Artikel

Kembali Pada Gerakan Spiritual

“Kembali Pada Gerakan Spiritual” | Term of Reference Jalsah Salanah GAI | 24-26 Desember 2021

Suatu peristiwa telah terjadi di tahun dimana Nabi Suci Muhammad saw. lahir. Yakni penyerbuan Raja Abrahah ke Ka’bah, di Mekah. Peristiwa itu seakan-akan memberi isyarat tentang apa yang akan terjadi dalam masa kerasulan Muhammad saw.

Peristiwa itu seolah juga sekaligus mengisyaratkan tentang kesudahan peperangan antara materialisme, yang menjadi aspek terpenting dalam keagamaan kristen yang berbasis pada kemusyrikan (trinitas), dilambangkan oleh Pasukan Abrahah yang megah dan gagah, dan spiritualisme Islam, yang berbasis pada ketauhidan, yang diwakili oleh bangunan Ka’bah yang sederhana.

Qur’an berulang kali memberi tahu bahwa kekristenan akan terus berusaha untuk menyerang ketauhidan, bahkan terus berusaha menyeret orang-orang beriman kepada kekafiran kembali (QS 2:109, 120; 3:100; dll.). Itulah makanya beratus-ratus ayat Qur’an membahas kekristenan dalam hampir semua aspeknya, antara lain menyangkut etnis (ya’juj wa ma’juj), historis (ashabul kahfi), dan ideologis (ar-raqim).

Sejarah menjadi saksi bahwa spiritualisme Islam mampu menumbangkan arogansi materialisme, dan berjaya paling tidak selama tiga generasi permulaan. Hingga generasi itu dinyatakan oleh Nabi Suci sebagai generasi terbaik (khaira ummah, QS 3:110).

Ini adalah suatu masa yang oleh kaum Ahmadi sering disebut sebagai zaman kemenangan Islam yang pertama.

Bahwa Islam ditaqdirkan sebagai agama yang menang atas semua agama, secara eksplisit dinyatakan oleh Qur’an di tiga tempat, yakni QS 9:33; 61:9, dan 48:28. Tetapi di QS 32:5-6 diisyaratkan bahwa setelah mengalami masa kejayaan, Islam kemudian akan mengalami kemunduran dalam jangka waktu seribu tahun.

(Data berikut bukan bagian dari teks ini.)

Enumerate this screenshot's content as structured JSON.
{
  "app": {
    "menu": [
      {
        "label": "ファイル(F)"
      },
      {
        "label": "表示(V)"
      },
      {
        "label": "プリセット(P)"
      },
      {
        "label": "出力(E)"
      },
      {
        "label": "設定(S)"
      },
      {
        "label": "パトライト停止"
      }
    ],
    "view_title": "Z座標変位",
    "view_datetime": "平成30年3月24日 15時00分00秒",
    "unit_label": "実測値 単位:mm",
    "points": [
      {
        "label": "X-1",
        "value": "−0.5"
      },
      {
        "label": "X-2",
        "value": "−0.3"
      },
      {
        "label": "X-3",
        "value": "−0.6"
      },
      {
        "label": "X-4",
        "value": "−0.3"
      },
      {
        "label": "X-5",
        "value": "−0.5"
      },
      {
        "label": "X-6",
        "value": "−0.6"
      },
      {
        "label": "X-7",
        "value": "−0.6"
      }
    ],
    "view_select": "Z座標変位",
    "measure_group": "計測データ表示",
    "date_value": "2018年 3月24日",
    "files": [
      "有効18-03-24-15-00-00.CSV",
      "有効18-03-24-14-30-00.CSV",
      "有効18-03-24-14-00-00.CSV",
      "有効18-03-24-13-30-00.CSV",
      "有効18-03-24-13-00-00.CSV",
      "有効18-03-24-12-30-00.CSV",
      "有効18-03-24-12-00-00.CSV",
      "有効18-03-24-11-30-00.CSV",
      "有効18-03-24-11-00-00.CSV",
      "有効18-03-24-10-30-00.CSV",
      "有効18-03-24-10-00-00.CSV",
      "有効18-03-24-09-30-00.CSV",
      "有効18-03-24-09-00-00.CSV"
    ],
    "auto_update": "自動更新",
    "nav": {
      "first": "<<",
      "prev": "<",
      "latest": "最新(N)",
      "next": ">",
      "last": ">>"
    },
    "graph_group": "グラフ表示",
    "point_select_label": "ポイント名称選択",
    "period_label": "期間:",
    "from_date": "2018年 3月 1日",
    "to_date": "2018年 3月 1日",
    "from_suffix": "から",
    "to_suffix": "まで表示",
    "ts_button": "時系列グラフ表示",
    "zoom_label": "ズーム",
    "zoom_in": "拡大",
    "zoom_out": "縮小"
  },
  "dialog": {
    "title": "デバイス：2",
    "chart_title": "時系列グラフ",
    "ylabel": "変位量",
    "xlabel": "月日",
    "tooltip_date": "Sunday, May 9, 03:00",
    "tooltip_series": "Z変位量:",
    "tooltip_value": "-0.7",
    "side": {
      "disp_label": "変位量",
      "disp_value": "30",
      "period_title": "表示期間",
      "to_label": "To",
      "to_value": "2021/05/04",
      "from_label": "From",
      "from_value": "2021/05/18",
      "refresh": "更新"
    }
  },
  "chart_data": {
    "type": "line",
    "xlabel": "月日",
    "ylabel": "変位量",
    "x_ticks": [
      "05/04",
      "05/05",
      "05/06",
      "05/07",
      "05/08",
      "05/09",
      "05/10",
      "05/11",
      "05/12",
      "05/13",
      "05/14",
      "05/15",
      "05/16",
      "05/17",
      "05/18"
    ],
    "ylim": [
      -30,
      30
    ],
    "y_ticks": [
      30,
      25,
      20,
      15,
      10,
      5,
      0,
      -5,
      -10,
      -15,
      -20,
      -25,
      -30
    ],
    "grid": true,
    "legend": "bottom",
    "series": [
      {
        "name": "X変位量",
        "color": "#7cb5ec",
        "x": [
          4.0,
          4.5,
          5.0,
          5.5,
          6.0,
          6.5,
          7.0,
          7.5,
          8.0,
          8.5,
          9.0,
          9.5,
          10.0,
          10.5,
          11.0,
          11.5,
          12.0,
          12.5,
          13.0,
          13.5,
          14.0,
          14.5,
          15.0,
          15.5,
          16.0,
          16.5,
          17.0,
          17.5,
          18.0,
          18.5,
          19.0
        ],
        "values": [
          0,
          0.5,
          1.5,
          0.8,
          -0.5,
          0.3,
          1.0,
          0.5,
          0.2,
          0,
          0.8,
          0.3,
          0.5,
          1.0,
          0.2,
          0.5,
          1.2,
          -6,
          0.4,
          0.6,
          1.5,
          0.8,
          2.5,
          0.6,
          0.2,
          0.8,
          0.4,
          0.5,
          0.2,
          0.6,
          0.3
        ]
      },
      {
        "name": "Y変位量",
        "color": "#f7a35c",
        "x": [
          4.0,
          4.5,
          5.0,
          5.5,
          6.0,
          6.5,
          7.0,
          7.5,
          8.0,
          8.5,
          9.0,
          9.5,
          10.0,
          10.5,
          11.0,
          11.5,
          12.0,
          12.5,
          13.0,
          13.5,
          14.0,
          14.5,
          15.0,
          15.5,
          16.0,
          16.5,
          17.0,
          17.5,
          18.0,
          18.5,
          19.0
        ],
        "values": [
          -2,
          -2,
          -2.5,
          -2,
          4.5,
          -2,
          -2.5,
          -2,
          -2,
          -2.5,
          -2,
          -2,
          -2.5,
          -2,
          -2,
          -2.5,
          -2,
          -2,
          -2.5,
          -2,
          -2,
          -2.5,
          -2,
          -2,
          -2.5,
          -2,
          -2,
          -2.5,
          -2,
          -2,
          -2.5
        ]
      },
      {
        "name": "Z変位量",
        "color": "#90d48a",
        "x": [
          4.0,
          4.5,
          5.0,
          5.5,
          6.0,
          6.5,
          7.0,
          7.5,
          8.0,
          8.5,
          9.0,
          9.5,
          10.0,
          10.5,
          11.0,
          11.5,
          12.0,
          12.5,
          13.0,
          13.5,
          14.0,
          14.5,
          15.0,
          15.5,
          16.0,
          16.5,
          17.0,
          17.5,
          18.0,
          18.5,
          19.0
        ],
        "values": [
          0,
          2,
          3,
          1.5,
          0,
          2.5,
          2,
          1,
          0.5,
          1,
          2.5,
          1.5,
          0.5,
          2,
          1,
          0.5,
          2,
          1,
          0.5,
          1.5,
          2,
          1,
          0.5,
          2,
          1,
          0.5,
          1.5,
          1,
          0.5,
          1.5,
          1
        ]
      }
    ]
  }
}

Apakah ini berarti Islam tidak lagi mampu melakukan perlawanan terhadap agresivitas materialisme yang semakin dahsyat? Tentu bukan demikian. Yang terjadi adalah justru Islam yang telah “diubah” oleh pengikutnya dari sistem nilai (nilai-nilai kebenaran fitriah [30:30]) menjadi sistem ritual yang mekanis dan formalistis. Dari agama perbuatan menjadi agama kepercayaan.

Pendek kata, Islam telah kehilangan spiritualitasnya, yang dalam redaksi Hadits Nabi dinyatakan, “iman telah terbang ke bintang Tsuraya.”

Kondisi seperti ini telah dinubuatkan oleh Nabi Suci jauh sebelum hal itu terjadi, bahwa umat beliau akan sampai kepada suatu masa dimana “Islam tinggal namanya, Qur’an tinggal tulisannya, masjid-masjid makmur tapi sunyi dari petunjuk.”

Kondisi ini pula yang menggelisahkan Nabi Suci, hingga beliau mengadukannya kepada Allah, “Ya Rabb, sesungguhnya kaumku telah memperlakukan Qur’an sebagai barang yang ditinggalkan” (QS 25:30).

Allah adalah Ar-Rahman, yang kemurahannya bagaikan matahari yang tidak pernah berhenti memancarkan cahayanya ke segala penjuru. Dengan disebutkannya bilangan seribu tahun sebagai masa kemunduran Islam dalam QS 32:5, memberi petunjuk bahwa Islam akan kembali mengalami zaman kemenangan, setelah masa “seribu tahun” itu.

Dapat dipastikan bukan Islam yang telah kehilangan spiritualitasnya, melainkan Islam  yang telah diperbarui (tajdid), oleh seseorang yang “ditunjuk” oleh Allah Ta’ala untuk mengembalikan ruh (daya hidup) Islam, dengan menggapai iman yang menggantung selama seribu tahun di bintang Tsuraya.

Dialah Hazrat Mirza Ghulam Ahmad, yang kebangkitannya telah dinubuatkan oleh Nabi Suci (H.R. Tirmidzi, dan juga diisyaratkan dalam QS 62:3). Dialah yang diberi otoritas untuk melakukan reinterpretasi sejumlah persoalan keagamaan Islam, hingga mampu menjawab tuntutan keadaan dan tantangan zaman.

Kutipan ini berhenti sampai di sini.